Здесь сведены все основные мотивы дневника предшествующих нескольких месяцев: отвращение к городской суете и любовь к сельскому уединению, отторженность от весеннего обновления природы, тоска по безвозвратно ушедшему детству с его невинными радостями, стремление и невозможность пролить «радостную слезу» очищения и возрождения и надежда на то, что весне еще суждено «расцвести» в его душе. Логика романического сюжета требовала, чтобы за этим излиянием чувств следовала встреча героя с той, кто способна пробудить в его душе эту весну.
В жизни Тургенева пришла пора для небесного создания, и такое создание не замедлило появиться на сцене. На следующий день, 1 мая, он выписывает в дневник цитату из Виланда:
Я не на гуляньи, но мне не скучно.
Сегодни читал я, сидя в зале под окошком, Виланд<овы> «Симпатии» и нашел там портрет моей любезной А…

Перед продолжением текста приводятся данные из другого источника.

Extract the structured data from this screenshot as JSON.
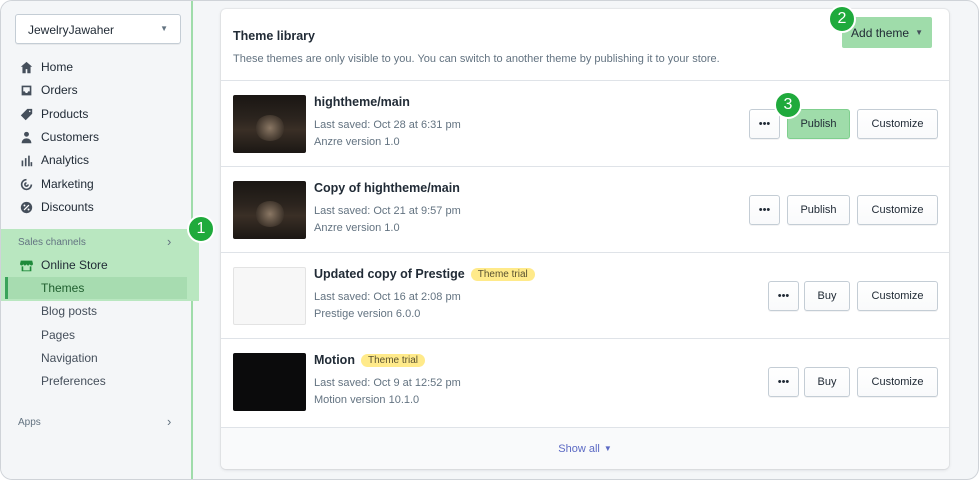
{
  "sidebar": {
    "store_name": "JewelryJawaher",
    "nav": [
      {
        "label": "Home",
        "icon": "home-icon"
      },
      {
        "label": "Orders",
        "icon": "orders-icon"
      },
      {
        "label": "Products",
        "icon": "tag-icon"
      },
      {
        "label": "Customers",
        "icon": "person-icon"
      },
      {
        "label": "Analytics",
        "icon": "bar-chart-icon"
      },
      {
        "label": "Marketing",
        "icon": "target-icon"
      },
      {
        "label": "Discounts",
        "icon": "discount-icon"
      }
    ],
    "sales_channels_label": "Sales channels",
    "online_store_label": "Online Store",
    "sub_items": [
      "Themes",
      "Blog posts",
      "Pages",
      "Navigation",
      "Preferences"
    ],
    "apps_label": "Apps"
  },
  "theme_library": {
    "title": "Theme library",
    "subtitle": "These themes are only visible to you. You can switch to another theme by publishing it to your store.",
    "add_theme_label": "Add theme",
    "show_all_label": "Show all",
    "themes": [
      {
        "name": "hightheme/main",
        "trial": "",
        "saved": "Last saved: Oct 28 at 6:31 pm",
        "version": "Anzre version 1.0",
        "action": "Publish",
        "customize": "Customize",
        "more": "•••"
      },
      {
        "name": "Copy of hightheme/main",
        "trial": "",
        "saved": "Last saved: Oct 21 at 9:57 pm",
        "version": "Anzre version 1.0",
        "action": "Publish",
        "customize": "Customize",
        "more": "•••"
      },
      {
        "name": "Updated copy of Prestige",
        "trial": "Theme trial",
        "saved": "Last saved: Oct 16 at 2:08 pm",
        "version": "Prestige version 6.0.0",
        "action": "Buy",
        "customize": "Customize",
        "more": "•••"
      },
      {
        "name": "Motion",
        "trial": "Theme trial",
        "saved": "Last saved: Oct 9 at 12:52 pm",
        "version": "Motion version 10.1.0",
        "action": "Buy",
        "customize": "Customize",
        "more": "•••"
      }
    ]
  },
  "step_badges": [
    "1",
    "2",
    "3"
  ],
  "colors": {
    "highlight": "#9fdcaa",
    "badge": "#1faa3c",
    "link": "#5c6ac4",
    "trial": "#ffea8a"
  }
}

Wie froh wandelst du in diesen einsamen Gebüschen. Keine Sorge, keine lüsterne Begierde bewölkt den reinen Himmel deiner Seele. Unentweiht von den Sitten der verdorbenen Welt, kennest du kaum die Namen der Verstellung, der Affectation, der geschminkten Tugenden und der schlauen Künste städtischer Buhlerinnen, Buhlerinnen um Ruhm und Wollust! Ungesehen, wie diese balsamische Feldrose im Gebüsche blüht, unbewundert, ohne Verlangen nach Ruhm blühest du. Du weißt nicht, du schöne Unschuld, daß du Zeugen um dich her hast.[Как радостно ты бродишь среди этих одиноких кустарников. Ни забота, ни сладострастное желание не омрачают чистое небо твоей души. Не оскверненная обычаями порочного света, ты едва знаешь о притворстве, об аффектации напудренных добротелей и хитроумном мастерстве городских распутниц, жаждущих славы и наслаждений! Незамеченная, как вот эта растущая на кусте благоуханная полевая роза, ты цветешь, не слыша по себе восторгов, не желая славы. И неведомо тебе, прекрасная невинность, что вокруг тебя есть свидетели (нем.; пер. А. Койтен)].
Теперь тело твое страдает от жестокой болезни, но скоро благая натура исцелит тебя! Скоро будешь ты опять засыпать в сладком мире и просыпаться с радостною улыбкою невинности.
Тургенев цитирует четвертый очерк «Симпатий» Виланда. Это сочинение представляло собой цикл философских медитаций, описывающих космическое притяжение, которое влечет друг к другу узкий круг родственных душ (см.: McCarthy 1989: 212–220). От виландовского панегирика невинности к собственным излияниям на эту тему Андрей Иванович переходит с помощью неточной цитаты из стихотворения Карамзина «К Волге»[111]
. Стихотворение о берегах, на которых поэт первый раз «открыл взор», особенно волновало Тургенева, который, как и Карамзин, был уроженцем Симбирской губернии.